Thank you for overseeing the review of our manuscript and for providing the eLife Assessment and Public Reviews. We are highly appreciative of the detailed, constructive feedback from the editors and reviewers.

We acknowledge the core issues raised and we are committed to undertaking the necessary experiments and textual revisions to address every critique.

Here is a summary of the key revisions we plan to undertake to address the major points raised:

(1) Absolute yield comparison and efficiency clarification (eLife Assessment, R#3)

We will perform new quantitative experiments to provide the absolute protein yield of our optimized eCFPS system and benchmark it against a published, widely recognized high-yield CFPS protocol. This will directly address the central requirement for industry comparison and strengthen the claim of "high efficiency." Furthermore, we will revise the manuscript's terminology, especially in the title and abstract, to accurately reflect the system's success in "streamlining" and "robustness" in addition to performance.

(2) Mechanistic rationale for simplification (eLife Assessment, R#1)

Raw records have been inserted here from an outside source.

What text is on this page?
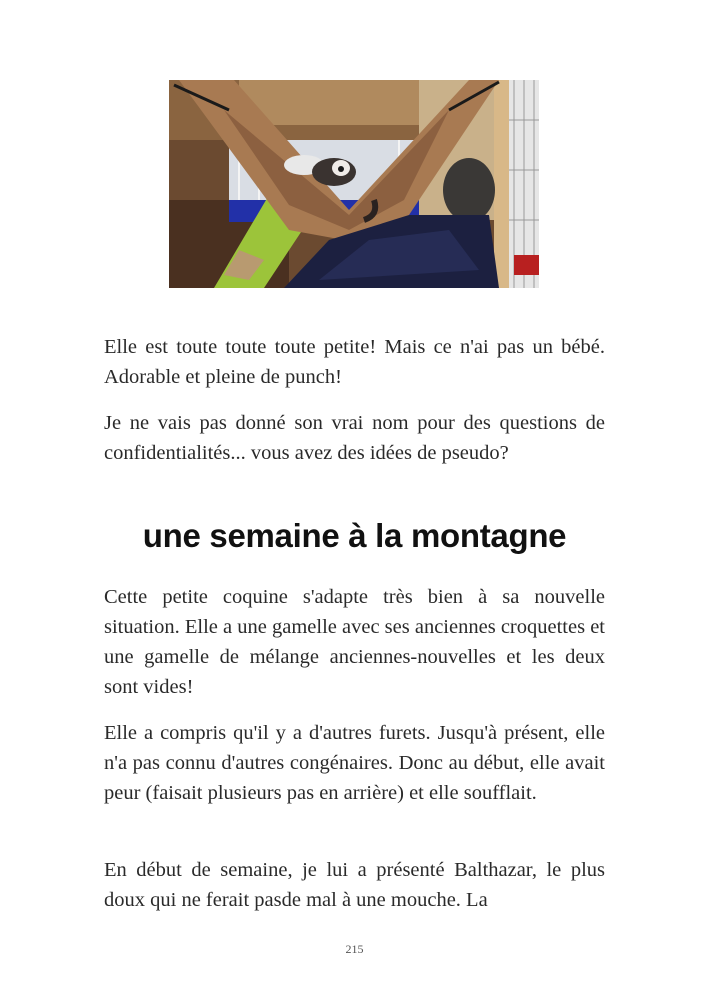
Elle est toute toute toute petite! Mais ce n'ai pas un bébé. Adorable et pleine de punch!

Je ne vais pas donné son vrai nom pour des questions de confidentialités... vous avez des idées de pseudo?

une semaine à la montagne

Cette petite coquine s'adapte très bien à sa nouvelle situation. Elle a une gamelle avec ses anciennes croquettes et une gamelle de mélange anciennes-nouvelles et les deux sont vides!

Elle a compris qu'il y a d'autres furets. Jusqu'à présent, elle n'a pas connu d'autres congénaires. Donc au début, elle avait peur (faisait plusieurs pas en arrière) et elle soufflait.

En début de semaine, je lui a présenté Balthazar, le plus doux qui ne ferait pasde mal à une mouche. La

215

We will substantially expand the Discussion to provide a mechanistic explanation for why activity is maintained after removing up to 28 components. This analysis will focus on the retention of endogenous metabolic enzymes and residual factors within the "Fast Lysate," citing relevant literature (e.g., Yokoyama et al., 2010, as suggested by R#1) to support the role of metabolic pathways in compensating for the lack of exogenous tRNA, CTP/UTP, and specific amino acids.

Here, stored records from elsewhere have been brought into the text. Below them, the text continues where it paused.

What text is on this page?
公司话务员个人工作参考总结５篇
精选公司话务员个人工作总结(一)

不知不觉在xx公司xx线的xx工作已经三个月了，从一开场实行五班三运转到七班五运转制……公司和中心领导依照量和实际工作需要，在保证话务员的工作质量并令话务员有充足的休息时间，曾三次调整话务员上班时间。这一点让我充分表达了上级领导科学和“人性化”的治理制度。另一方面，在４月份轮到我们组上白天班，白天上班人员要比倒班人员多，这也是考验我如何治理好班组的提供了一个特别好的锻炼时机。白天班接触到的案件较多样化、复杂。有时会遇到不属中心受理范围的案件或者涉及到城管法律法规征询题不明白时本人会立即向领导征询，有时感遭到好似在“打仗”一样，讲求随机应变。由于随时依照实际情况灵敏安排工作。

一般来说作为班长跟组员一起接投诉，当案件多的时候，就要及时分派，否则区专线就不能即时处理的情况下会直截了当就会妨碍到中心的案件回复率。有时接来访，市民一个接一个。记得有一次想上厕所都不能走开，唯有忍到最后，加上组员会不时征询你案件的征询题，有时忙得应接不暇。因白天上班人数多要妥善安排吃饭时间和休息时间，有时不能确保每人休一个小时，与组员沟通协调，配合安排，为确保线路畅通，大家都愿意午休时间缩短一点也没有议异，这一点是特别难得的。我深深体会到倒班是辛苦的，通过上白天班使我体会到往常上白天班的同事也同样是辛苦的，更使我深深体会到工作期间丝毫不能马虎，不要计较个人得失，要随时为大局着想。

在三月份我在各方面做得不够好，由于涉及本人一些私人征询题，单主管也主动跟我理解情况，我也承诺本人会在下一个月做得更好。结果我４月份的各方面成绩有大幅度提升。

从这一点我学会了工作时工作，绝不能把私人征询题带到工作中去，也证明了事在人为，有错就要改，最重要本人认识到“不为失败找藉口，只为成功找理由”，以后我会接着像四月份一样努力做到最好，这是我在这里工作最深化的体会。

(3) Transcription-translation coupling (R#3)

To address the concern that expression changes might be due to transcription rather than translation efficiency, we will perform control experiments to monitor mRNA levels under key optimized conditions. This will help confirm that the observed efficiency changes are primarily attributable to translation.

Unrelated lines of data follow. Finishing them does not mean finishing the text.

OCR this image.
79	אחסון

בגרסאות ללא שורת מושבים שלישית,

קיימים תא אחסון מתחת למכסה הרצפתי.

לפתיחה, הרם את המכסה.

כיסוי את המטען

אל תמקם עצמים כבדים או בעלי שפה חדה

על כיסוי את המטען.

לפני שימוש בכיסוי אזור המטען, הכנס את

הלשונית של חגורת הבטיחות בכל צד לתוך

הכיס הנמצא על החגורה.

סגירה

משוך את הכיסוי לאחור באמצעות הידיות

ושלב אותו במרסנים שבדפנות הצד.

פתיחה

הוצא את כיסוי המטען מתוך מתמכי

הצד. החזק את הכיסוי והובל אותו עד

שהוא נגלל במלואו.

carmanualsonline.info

(4) Data presentation and completeness (R#2)

We will revise the presentation of data in figures (e.g., Figure 2) to use appropriate graph types for discrete data and ensure all units, incubation times, and conditions are clearly and consistently specified. Furthermore, we will add a paragraph to the Discussion addressing the study's limitations, specifically the potential implications of DTT removal for certain protein types.

We are confident that these planned revisions will address the reviewers' recommendations and result in a stronger manuscript.